Authorial control operates through inconsistent reproduction of "factual" letters Dovlatov allegedly received during efforts to publish his early writing. The only logic uniting these inconsistencies is the narrator's attempt to maintain control over material appearing in the povest'. Humor also asserts authorial control: lamentable events become less formidable when seen through Dovlatov's comic lens. Mixail Baxtin's Epic and Novel and Rabelais and His World outline connections between humor and genre that apply to Zona and Nevidimaja kniga.

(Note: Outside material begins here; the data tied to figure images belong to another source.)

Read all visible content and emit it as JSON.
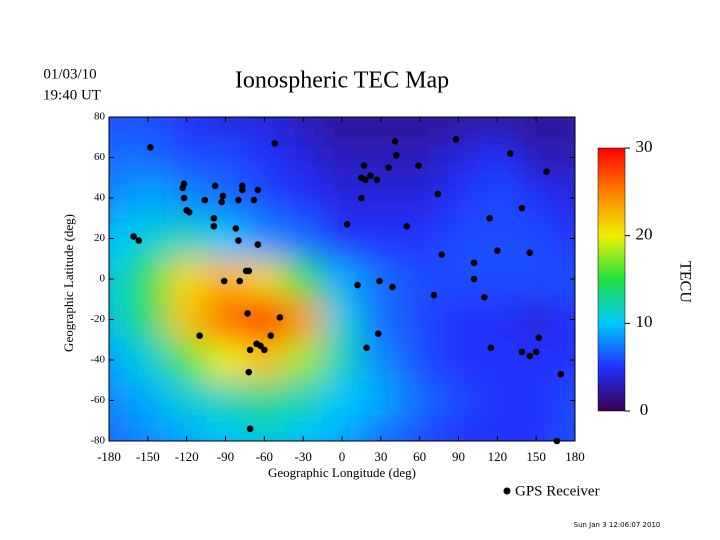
{
  "chart_data": {
    "type": "heatmap",
    "date": "01/03/10",
    "time": "19:40 UT",
    "title": "Ionospheric TEC Map",
    "xlabel": "Geographic Longitude (deg)",
    "ylabel": "Geographic Latitude (deg)",
    "xlim": [
      -180,
      180
    ],
    "ylim": [
      -80,
      80
    ],
    "xticks": [
      -180,
      -150,
      -120,
      -90,
      -60,
      -30,
      0,
      30,
      60,
      90,
      120,
      150,
      180
    ],
    "yticks": [
      -80,
      -60,
      -40,
      -20,
      0,
      20,
      40,
      60,
      80
    ],
    "x": [
      -180,
      -150,
      -120,
      -90,
      -60,
      -30,
      0,
      30,
      60,
      90,
      120,
      150,
      180
    ],
    "y": [
      80,
      60,
      40,
      20,
      0,
      -20,
      -40,
      -60,
      -80
    ],
    "values": [
      [
        6,
        6,
        5,
        4,
        4,
        3,
        2,
        2,
        2,
        2,
        2,
        2,
        2
      ],
      [
        7,
        7,
        6,
        6,
        5,
        4,
        3,
        3,
        3,
        4,
        5,
        3,
        3
      ],
      [
        8,
        9,
        8,
        7,
        6,
        5,
        4,
        4,
        4,
        5,
        6,
        5,
        4
      ],
      [
        10,
        11,
        12,
        10,
        8,
        7,
        5,
        5,
        5,
        6,
        6,
        6,
        5
      ],
      [
        11,
        15,
        21,
        23,
        21,
        15,
        9,
        7,
        6,
        6,
        6,
        6,
        6
      ],
      [
        11,
        14,
        22,
        26,
        29,
        24,
        11,
        7,
        6,
        5,
        5,
        4,
        5
      ],
      [
        9,
        11,
        16,
        20,
        22,
        18,
        12,
        8,
        6,
        5,
        5,
        5,
        5
      ],
      [
        8,
        9,
        11,
        12,
        13,
        12,
        10,
        9,
        7,
        6,
        5,
        5,
        6
      ],
      [
        7,
        8,
        9,
        10,
        11,
        10,
        9,
        7,
        6,
        5,
        5,
        5,
        6
      ]
    ],
    "colorbar": {
      "label": "TECU",
      "lim": [
        0,
        30
      ],
      "ticks": [
        0,
        10,
        20,
        30
      ]
    },
    "points": {
      "name": "GPS Receiver",
      "color": "#000000",
      "x": [
        -148,
        -52,
        -122,
        -123,
        -122,
        -120,
        -118,
        -106,
        -98,
        -93,
        -92,
        -99,
        -99,
        -82,
        -80,
        -77,
        -77,
        -65,
        -68,
        -80,
        -65,
        -161,
        -157,
        -91,
        -79,
        -74,
        -72,
        -110,
        -73,
        -48,
        -55,
        -63,
        -60,
        -66,
        -71,
        -72,
        -71,
        4,
        15,
        15,
        17,
        18,
        22,
        27,
        41,
        42,
        36,
        59,
        88,
        74,
        50,
        77,
        71,
        102,
        110,
        102,
        114,
        120,
        145,
        130,
        158,
        139,
        12,
        29,
        39,
        28,
        19,
        115,
        139,
        145,
        150,
        152,
        169,
        166
      ],
      "y": [
        65,
        67,
        47,
        45,
        40,
        34,
        33,
        39,
        46,
        38,
        41,
        26,
        30,
        25,
        39,
        44,
        46,
        44,
        39,
        19,
        17,
        21,
        19,
        -1,
        -1,
        4,
        4,
        -28,
        -17,
        -19,
        -28,
        -33,
        -35,
        -32,
        -35,
        -46,
        -74,
        27,
        50,
        40,
        56,
        49,
        51,
        49,
        68,
        61,
        55,
        56,
        69,
        42,
        26,
        12,
        -8,
        0,
        -9,
        8,
        30,
        14,
        13,
        62,
        53,
        35,
        -3,
        -1,
        -4,
        -27,
        -34,
        -34,
        -36,
        -38,
        -36,
        -29,
        -47,
        -80
      ]
    },
    "footer": "Sun Jan  3 12:06:07 2010"
  }
}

Stagnation-era irony is also significant: both texts use irony as an organizing principle asserting narrative control over byt's otherwise unbearable trials. What is frightening in the world beyond the text becomes humorous when represented by Dovlatov. Anatolij Vishevskij's Politics of Irony is useful in analyzing Dovlatov's writing: irony implies a liberating distance between the narrative and the events narrative describes.
Dovlatov's representation of writing also highlights the author as organizer of the text, as well as containing elements of inconsistency, humor, and irony. All of these representational strategies fulfill a structural function, giving Zona and Nevidimaja kniga a fluid yet concrete presence distinct from that of the surrounding world.